Statistical Inference for Geometric and Topological Data and Application to Machine Learning
Topic | Topological Data Analysis |
---|---|
Format | Hybird |
Location | DSDSNUSS16 07-107 |
Speaker | Jisu Kim (Seoul National U) |
Time (GMT+8) |
Geometric and topological structures play important roles in statistics and machine learning. Geometric structures help reduce the dimensionality of high-dimensional data, helping to mitigate the curse of dimensionality. Topological structures carry scientific meaning about the data and can be used as features in learning tasks, in particular useful in machine learning.
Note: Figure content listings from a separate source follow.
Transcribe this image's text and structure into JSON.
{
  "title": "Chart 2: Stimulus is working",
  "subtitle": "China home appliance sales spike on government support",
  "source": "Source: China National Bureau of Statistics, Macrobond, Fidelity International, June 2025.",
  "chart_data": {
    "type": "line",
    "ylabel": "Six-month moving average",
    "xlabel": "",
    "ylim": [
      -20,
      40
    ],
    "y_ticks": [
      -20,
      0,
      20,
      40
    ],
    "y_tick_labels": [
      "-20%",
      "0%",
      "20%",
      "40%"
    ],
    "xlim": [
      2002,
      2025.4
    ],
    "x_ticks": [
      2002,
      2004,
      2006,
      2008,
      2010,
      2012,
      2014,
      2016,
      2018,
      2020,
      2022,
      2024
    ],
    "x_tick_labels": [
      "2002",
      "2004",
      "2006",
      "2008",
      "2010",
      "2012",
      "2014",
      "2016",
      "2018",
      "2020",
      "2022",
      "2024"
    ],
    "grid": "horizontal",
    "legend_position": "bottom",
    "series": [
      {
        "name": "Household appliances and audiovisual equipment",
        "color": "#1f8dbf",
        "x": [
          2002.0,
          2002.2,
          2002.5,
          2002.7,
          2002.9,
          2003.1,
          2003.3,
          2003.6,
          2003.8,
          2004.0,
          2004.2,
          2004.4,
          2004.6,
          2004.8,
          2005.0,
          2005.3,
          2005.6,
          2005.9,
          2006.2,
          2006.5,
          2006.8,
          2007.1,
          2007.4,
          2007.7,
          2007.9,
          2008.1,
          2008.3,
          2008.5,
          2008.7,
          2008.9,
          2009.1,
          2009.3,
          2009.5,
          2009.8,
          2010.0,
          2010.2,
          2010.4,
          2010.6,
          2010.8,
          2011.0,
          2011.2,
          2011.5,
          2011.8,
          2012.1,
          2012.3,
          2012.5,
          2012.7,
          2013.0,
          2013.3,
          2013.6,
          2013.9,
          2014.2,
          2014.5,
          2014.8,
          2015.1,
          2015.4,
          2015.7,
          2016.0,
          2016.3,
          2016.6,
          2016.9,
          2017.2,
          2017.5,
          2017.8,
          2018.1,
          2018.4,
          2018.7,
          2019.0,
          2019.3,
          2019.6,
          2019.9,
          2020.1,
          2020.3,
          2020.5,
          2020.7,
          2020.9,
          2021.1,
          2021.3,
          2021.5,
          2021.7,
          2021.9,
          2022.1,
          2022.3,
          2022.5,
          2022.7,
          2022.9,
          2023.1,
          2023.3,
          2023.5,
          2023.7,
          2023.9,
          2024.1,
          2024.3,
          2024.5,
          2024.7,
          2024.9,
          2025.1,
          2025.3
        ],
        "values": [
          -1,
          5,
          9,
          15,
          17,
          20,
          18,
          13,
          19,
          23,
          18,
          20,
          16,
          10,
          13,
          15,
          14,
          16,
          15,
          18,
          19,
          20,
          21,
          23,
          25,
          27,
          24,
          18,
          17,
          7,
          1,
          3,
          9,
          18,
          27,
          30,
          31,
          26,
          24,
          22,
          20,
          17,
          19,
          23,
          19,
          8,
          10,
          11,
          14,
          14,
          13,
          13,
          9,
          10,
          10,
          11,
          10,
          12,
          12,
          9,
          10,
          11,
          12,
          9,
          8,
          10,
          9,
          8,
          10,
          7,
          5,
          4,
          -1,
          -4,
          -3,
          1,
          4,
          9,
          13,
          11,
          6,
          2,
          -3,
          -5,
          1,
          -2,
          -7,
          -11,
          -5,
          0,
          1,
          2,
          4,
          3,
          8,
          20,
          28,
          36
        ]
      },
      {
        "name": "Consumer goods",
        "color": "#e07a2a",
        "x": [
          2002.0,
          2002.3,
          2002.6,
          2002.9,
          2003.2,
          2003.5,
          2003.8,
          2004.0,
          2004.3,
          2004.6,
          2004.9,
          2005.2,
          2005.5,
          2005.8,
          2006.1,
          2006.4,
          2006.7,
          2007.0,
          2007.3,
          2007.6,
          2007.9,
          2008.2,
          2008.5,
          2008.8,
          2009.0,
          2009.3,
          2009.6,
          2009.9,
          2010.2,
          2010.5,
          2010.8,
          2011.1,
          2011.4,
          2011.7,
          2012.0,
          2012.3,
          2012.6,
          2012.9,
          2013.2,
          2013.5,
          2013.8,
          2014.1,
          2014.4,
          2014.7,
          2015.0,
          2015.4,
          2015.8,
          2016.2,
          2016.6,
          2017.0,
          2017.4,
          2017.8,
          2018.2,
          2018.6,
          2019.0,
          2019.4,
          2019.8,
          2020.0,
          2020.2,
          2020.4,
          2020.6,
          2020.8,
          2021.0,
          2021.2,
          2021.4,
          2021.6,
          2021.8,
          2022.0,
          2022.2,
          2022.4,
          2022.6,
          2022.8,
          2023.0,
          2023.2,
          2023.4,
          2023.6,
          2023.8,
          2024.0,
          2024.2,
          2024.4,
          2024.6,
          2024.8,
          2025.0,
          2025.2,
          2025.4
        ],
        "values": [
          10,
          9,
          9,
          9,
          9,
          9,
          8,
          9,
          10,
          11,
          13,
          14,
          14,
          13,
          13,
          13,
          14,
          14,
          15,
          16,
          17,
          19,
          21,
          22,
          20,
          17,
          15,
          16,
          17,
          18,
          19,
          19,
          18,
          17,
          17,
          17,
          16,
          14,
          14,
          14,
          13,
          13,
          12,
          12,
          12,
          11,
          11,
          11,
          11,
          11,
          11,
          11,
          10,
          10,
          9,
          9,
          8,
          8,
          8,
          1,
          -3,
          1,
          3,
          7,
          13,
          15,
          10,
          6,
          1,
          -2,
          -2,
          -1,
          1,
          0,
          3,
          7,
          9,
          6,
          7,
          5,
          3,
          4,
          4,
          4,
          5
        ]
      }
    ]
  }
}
The methods that extract such topological features from data are collectively referred to as Topological Data Analysis (TDA). A major technique in TDA is persistent homology, which observes data at various resolutions and extracts salient topological features across scales.
The first part of this talk focuses on statistical inference for geometric data. First, we examine the minimax risk in estimating the dimension of a manifold. Next, we discuss reach, a parameter that describes how smooth a manifold is and how far it is from self-intersection. We explore the minimax risk in estimating the reach under the manifold assumption.
The second part of the talk addresses statistical inference on TDA. We begin by introducing persistent homology, and discuss how randomness in data can affect the resulting topological features. We present methods to quantify this uncertainty using confidence sets, as well as how to select significant topological features.
The third part of the talk explores how TDA is applied to machine learning. I highlight two primary approaches: (1) featurization, where persistent homology is transformed into Euclidean vectors or functional representations suitable for machine learning pipelines; and (2) evaluation, where TDA is used to assess qualities of data or model. Through case studies, we demonstrate how these methods enhance machine learning methods.